Characterization of Double-Strand Break Repair Protein Ku80 Location Within the Murine Retina

PURPOSE: To characterize the spatial distribution of the DNA-double strand break-repair protein Ku80 in the murine retina. Even though robust data exist on the complexity of DNA repair mechanisms in dividing cells in vitro, almost nothing is known about it in post-mitotic neurons or photoreceptors (PRs).
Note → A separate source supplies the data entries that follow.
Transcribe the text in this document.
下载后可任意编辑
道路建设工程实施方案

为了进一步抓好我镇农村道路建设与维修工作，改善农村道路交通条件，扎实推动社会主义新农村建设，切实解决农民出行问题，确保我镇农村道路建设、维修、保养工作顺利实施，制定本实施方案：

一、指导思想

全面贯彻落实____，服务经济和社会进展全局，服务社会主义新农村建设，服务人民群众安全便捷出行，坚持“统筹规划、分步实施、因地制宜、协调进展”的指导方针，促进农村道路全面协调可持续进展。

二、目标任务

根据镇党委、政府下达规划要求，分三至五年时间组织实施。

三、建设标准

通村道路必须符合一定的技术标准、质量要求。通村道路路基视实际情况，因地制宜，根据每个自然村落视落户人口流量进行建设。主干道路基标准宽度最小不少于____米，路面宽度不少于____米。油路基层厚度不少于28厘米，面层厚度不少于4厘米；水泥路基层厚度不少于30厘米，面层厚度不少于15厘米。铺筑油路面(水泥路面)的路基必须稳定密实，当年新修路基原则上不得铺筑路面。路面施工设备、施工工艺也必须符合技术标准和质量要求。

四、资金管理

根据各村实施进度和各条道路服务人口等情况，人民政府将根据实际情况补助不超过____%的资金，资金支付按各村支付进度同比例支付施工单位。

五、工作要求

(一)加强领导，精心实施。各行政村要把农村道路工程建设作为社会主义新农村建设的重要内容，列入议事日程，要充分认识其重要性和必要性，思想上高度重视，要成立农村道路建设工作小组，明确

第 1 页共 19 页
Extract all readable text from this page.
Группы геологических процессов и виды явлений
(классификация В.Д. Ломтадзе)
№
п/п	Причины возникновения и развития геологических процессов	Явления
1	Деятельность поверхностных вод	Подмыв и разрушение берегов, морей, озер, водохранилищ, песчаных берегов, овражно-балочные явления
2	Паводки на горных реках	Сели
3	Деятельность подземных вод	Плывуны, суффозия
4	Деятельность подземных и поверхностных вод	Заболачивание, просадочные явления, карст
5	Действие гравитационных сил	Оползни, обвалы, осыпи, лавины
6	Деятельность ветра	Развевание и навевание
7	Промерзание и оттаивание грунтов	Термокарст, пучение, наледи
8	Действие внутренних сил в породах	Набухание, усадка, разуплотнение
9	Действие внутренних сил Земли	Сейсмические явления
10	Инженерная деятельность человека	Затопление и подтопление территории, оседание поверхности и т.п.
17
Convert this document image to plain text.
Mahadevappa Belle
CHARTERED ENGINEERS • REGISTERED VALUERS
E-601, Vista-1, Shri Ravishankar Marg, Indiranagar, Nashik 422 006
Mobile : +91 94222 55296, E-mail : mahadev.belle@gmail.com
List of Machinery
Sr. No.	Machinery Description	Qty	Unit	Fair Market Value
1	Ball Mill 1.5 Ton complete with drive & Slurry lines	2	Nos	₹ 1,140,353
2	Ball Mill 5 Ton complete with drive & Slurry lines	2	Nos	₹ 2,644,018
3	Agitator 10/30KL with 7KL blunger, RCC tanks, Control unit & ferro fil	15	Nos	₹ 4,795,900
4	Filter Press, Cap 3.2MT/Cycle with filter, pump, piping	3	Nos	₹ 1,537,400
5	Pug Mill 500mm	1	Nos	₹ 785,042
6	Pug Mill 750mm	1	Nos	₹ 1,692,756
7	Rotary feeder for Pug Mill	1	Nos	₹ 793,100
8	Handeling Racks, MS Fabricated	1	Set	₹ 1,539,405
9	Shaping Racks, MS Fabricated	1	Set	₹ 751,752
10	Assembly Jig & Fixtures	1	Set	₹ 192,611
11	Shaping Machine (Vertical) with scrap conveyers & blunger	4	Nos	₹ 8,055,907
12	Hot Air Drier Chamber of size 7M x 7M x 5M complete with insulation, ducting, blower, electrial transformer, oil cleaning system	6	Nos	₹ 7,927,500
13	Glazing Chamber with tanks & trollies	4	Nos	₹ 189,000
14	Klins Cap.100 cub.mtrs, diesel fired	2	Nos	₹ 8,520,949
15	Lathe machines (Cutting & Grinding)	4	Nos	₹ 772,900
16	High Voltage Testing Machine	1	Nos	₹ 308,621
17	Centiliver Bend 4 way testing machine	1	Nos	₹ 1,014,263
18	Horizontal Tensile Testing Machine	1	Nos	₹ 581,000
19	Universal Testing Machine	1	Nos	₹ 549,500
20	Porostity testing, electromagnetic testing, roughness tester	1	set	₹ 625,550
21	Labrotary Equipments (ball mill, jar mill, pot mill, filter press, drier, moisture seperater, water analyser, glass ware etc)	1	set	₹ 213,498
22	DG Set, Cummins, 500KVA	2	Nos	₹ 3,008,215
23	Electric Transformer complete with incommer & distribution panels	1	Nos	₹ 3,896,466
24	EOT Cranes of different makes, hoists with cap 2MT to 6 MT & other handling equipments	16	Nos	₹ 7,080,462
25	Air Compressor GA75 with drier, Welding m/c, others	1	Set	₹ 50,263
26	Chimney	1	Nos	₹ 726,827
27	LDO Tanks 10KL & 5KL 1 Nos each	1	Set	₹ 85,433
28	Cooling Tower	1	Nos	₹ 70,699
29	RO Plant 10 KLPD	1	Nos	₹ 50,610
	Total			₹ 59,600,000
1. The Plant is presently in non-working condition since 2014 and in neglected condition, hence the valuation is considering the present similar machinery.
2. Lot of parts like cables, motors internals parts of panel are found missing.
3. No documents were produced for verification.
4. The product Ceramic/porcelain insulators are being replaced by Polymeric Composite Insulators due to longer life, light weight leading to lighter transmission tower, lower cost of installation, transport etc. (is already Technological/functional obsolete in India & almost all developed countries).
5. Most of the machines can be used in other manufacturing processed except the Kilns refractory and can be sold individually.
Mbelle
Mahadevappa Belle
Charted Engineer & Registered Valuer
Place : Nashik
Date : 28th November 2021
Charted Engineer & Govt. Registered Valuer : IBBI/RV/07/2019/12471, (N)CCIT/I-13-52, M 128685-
This knowledge is an important prerequisite for in vivo therapeutic approaches by genome editing in retina and PRs. Recently, it was shown that mouse rod PRs are incapable of repairing double-strand breaks induced by radiation. MATERIAL AND METHODS: Retinae from wild-type, rd10, and RPGR-KI mouse lines were obtained and stained with antibodies against Ku80, and cellular markers CtBP2, beta-Dystropglycan, Lamin B, and peanut agglutinin. Organotypic explant cultures were generated and maintained for up to 10 days. Laser microdissection was performed to obtain photoreceptor nuclei, and Ku80 expression was compared to whole retina by real-time PCR (RT-PCR). RESULTS: Strong Ku80 immunoreactivity was observed in rod but not cone photoreceptor terminals localized in the outer plexiform layer of the retina in all three mouse lines. During retinal explant culture, we observed that Ku80-positive globules translocate into the heterochromatin region of nuclei in the outer nuclear layer (ONL). By quantitative PCR, we showed upregulation of relative Ku80 expression in the ONL during wild-type retinal explant culture. DISCUSSION: The unexpected localization of Ku80 to murine rod terminals indicates another tissue-specific modification to the canonical DNA repair mechanisms and warrants further investigation.